“If I am honest Community Payback was the best thing to happen to me at that time”

“If I am honest Community Payback was the best thing to happen to me at that time” image

Mandy Warren, 28, found herself unemployed following a conviction for assault in her home town of Gainsborough, Lincolnshire.

Mandy, who now has a full-time job in IT support in Lincoln, was handed down a 24-week sentence suspended for 12 months and 150 hours unpaid work through Community Payback.

Across Humberside, Lincolnshire and North Yorkshire people on probation complete roughly half a million hours of Community Payback every year. All projects combine hard work and the chance for the participant to develop skills. It is also a punishment as the individual is giving up their time to carry out the work.

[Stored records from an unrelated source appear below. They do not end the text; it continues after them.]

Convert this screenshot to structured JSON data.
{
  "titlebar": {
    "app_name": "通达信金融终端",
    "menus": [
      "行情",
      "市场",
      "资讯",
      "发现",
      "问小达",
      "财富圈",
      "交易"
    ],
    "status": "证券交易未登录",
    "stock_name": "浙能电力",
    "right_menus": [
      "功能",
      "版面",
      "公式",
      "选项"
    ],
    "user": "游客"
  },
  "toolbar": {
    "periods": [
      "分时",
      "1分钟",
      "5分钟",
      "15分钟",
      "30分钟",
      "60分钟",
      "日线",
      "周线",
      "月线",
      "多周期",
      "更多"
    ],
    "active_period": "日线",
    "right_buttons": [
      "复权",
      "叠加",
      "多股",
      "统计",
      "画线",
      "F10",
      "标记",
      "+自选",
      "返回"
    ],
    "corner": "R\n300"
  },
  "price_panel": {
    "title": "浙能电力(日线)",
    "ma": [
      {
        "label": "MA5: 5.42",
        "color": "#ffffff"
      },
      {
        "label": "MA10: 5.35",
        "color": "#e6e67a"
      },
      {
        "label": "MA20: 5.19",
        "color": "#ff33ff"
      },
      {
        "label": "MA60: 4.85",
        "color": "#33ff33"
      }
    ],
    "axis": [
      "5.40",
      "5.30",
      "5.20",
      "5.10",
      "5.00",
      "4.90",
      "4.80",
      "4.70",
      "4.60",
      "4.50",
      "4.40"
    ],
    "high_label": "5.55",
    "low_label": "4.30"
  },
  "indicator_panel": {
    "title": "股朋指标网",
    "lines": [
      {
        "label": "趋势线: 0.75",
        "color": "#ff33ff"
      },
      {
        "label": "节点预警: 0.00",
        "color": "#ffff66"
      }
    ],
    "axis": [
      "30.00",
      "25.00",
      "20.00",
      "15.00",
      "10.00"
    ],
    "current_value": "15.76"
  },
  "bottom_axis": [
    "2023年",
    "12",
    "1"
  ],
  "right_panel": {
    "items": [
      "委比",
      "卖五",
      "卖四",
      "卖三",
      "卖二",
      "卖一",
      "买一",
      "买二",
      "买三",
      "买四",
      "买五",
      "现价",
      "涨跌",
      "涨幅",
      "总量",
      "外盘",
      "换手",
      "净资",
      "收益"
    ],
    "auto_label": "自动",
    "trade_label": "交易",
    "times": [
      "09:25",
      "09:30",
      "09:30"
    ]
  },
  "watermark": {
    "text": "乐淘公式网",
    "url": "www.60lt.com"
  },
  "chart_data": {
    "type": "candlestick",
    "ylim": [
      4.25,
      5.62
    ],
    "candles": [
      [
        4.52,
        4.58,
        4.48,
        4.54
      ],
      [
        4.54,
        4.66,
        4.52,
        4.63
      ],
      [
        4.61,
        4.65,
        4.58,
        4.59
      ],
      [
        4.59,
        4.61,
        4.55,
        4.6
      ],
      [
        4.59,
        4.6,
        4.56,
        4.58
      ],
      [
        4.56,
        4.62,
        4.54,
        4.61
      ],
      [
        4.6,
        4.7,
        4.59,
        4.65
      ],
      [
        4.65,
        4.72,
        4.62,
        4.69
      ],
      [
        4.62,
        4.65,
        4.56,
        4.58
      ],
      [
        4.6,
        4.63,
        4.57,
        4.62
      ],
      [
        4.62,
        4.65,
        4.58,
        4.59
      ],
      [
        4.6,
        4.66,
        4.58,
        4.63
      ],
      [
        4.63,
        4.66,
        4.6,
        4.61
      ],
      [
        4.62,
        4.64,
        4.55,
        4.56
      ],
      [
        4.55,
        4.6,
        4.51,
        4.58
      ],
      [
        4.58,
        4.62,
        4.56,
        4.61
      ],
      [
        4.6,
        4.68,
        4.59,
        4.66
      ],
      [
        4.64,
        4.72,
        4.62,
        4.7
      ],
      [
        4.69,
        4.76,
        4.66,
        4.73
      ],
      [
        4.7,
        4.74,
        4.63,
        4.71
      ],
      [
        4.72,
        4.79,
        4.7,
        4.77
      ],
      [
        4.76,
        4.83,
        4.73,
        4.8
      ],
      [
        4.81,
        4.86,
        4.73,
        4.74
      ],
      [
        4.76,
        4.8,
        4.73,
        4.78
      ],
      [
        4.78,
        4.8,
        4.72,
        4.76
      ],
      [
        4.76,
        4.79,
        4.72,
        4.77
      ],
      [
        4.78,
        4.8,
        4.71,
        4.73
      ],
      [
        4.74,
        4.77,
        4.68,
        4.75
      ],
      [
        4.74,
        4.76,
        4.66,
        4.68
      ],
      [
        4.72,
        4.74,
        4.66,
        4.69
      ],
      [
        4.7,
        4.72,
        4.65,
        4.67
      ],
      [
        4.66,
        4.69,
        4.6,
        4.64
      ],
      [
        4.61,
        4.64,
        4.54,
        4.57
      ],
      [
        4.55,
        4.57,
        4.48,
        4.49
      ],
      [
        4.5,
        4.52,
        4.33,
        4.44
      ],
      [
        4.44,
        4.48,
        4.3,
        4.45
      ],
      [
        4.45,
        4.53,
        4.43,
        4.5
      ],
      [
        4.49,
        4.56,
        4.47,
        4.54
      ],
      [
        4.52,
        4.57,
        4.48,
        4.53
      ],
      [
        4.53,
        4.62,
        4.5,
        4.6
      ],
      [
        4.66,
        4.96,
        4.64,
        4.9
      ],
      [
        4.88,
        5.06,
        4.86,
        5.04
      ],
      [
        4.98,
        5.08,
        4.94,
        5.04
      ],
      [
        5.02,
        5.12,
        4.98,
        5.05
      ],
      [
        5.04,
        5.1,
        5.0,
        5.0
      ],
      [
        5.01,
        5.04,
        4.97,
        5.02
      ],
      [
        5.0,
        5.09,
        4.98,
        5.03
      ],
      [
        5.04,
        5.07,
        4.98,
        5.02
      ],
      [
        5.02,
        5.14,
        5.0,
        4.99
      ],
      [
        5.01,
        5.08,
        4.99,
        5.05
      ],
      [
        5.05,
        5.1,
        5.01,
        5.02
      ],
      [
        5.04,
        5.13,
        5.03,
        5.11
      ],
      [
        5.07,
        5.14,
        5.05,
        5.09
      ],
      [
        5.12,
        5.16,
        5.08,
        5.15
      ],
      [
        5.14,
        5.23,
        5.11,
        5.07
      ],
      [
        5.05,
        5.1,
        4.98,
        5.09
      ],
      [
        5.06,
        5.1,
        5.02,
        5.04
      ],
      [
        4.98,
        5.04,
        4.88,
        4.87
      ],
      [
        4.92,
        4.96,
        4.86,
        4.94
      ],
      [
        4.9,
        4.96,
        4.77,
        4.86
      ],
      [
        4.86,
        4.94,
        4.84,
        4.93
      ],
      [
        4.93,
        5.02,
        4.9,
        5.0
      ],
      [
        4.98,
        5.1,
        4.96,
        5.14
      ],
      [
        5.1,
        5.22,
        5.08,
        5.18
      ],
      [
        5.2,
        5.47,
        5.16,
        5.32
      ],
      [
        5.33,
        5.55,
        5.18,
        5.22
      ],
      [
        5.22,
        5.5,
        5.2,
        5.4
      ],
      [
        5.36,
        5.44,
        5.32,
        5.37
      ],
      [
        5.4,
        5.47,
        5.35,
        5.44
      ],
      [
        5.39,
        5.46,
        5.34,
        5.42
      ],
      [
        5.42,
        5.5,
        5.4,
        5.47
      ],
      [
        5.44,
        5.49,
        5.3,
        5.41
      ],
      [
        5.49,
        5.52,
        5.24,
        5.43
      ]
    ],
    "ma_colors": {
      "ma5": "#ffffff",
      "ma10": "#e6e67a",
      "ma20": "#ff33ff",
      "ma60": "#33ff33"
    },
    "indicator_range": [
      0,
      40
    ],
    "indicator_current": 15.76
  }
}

“If I am honest Community Payback was the best thing to happen to me at that time,” says Mandy. “I lost my job after the court case and doing unpaid work got me back into a routine. I was working on a range of projects on Community payback mainly at the local hospital.

“While doing unpaid work I was continuing to look for a job and was lucky to get a job where I help customers over the phone sort out any IT issues.”

“It’s really empowering for me as I feel I can give something back reinforced by my own experiences. I can show them that once you’ve done what you’ve done and completed you sentence the book can be closed and you can move on”

Mandy said working on Community Payback made her realise she wasn’t on her own as she interacted with other people who had been sentenced by the courts – “these are not bad people they’ve just made a mistake and are now paying the price”.

She says: “I also learned I was good at listening to people and offering advice and that’s when I started to consider becoming a peer mentor.”

As a peer mentor Mandy says she enjoys supporting service users and helping them change their behaviours and stop offending: “I help put in place the stepping stones to help them overcome mental issues, drug abuse and other support,” she says.

“It’s really empowering for me as I feel I can give something back reinforced by my own experiences. I can show them that once you’ve done what you’ve done and completed you sentence the book can be closed and you can move on.

“At one time I did consider going to university to study criminology but my experience with the Humberside, Lincolnshire & North Yorkshire Community Rehabilitation Company (HLNY CRC) has me now thinking about becoming a probation officer or prison officer.”